Vale a pena ressaltar que, se a saúde do paciente agravar-se em consequência da alta a pedido, o profissional que a autorizou poderá ser responsabilizado pela prática de seu ato, assim como o hospital, pois “é presumida a culpa do patrão ou comitente pelo ato culposo do empregado ou preposto”, no caso por omissão de socorro, imprudência ou negligência. Existe também a responsabilidade penal, na modalidade culposa para os crimes de homicídio e lesões corporais, quando praticado através de imprudência, negligência ou imperícia.
RESSALVA IMPORTANTÍSSIMA SEJA FEITA, para casos em que o paciente seja menor impúbere, o médico poderá, a seu critério, negar a concessão da alta médica mesmo na hipótese em que não haja risco iminente de morte da criança, caso entenda que a eventual alta poderá trazer qualquer risco à sua saúde.
É que o ECA, prevê ser dever da comunidade e sociedade em geral (incluindo do médico) a assegurar com absoluta prioridade a efetivação dos direitos à vida e saúde da criança e do adolescente, conforme o art. 4º:
Art. 4º É dever da família, da comunidade, da sociedade em geral e do poder público assegurar, com absoluta prioridade, a efetivação dos direitos referentes à vida, à saúde , à alimentação, à educação, ao esporte, ao lazer, à profissionalização, à cultura, à dignidade, ao respeito, à liberdade e à convivência familiar e comunitária.
Parágrafo único.
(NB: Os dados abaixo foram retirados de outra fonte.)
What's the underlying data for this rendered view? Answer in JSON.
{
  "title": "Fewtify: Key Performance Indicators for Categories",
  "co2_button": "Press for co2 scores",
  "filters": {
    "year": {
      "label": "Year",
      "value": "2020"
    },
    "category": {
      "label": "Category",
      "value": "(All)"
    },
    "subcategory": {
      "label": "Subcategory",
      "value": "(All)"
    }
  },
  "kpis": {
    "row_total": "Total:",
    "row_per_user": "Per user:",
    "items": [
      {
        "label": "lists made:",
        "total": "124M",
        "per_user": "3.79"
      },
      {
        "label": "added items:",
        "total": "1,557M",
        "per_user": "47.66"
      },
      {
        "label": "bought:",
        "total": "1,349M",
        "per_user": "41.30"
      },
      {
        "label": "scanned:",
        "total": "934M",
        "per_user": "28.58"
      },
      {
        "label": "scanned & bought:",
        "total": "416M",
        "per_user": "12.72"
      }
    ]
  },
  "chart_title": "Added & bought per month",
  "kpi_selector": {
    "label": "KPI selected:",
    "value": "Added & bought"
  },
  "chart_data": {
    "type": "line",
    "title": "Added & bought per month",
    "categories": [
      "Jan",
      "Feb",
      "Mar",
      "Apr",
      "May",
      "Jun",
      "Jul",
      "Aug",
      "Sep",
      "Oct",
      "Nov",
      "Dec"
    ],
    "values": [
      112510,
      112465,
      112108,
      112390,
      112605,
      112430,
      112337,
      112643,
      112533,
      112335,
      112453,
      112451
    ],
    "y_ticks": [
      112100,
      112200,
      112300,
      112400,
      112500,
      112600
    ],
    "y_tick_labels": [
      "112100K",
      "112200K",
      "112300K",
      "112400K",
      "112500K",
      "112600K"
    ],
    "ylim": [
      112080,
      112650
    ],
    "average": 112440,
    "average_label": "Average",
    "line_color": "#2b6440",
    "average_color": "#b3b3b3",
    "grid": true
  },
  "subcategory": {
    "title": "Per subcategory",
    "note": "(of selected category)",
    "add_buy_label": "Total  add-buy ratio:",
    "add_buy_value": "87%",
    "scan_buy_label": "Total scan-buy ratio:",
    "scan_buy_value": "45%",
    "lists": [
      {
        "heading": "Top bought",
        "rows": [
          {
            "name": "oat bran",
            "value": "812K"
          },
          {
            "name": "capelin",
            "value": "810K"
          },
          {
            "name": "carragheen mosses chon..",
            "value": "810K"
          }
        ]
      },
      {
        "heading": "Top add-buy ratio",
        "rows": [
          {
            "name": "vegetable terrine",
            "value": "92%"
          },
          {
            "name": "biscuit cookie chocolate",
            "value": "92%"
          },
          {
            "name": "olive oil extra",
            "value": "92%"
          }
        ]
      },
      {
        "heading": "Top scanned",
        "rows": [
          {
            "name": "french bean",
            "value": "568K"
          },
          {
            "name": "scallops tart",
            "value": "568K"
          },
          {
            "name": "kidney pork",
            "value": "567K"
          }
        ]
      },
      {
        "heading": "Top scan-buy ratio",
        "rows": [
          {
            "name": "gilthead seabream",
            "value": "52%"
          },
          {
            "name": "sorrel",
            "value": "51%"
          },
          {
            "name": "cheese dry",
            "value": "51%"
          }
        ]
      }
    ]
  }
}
A garantia de prioridade compreende:
a) primazia de receber proteção e socorro em quaisquer circunstâncias;
Garante, inclusive, que as medidas de proteção à criança e ao adolescente são aplicáveis sempre que os direitos reconhecidos no Estatuto forem ameaçados (inclusive, por falta, omissão, ou abuso dos pais ou responsáveis):
Art. 98. As medidas de proteção à criança e ao adolescente são aplicáveis sempre que os direitos reconhecidos nesta Lei forem ameaçados ou violados:
I – por ação ou omissão da sociedade ou do Estado;
II – por falta, omissão ou abuso dos pais ou responsável;
III – em razão de sua conduta
Assim, em se tratando de caso de menor impúbere, caso se efetive a solicitação de alta à pedido pelos responsáveis legais, poderá o médico assistente recusar em fornecê-la (por qualquer motivo, bastando que entenda que a referida decisão poderá trazer qualquer risco, por menor que seja, de ferir o direito à vida ou à saúde da criança).
Nessa hipótese, instalada qualquer celeuma, o conselho tutelar, e, se o caso, Vara da Infância e da Juventude deverão ser acionados para a resolução do conflito.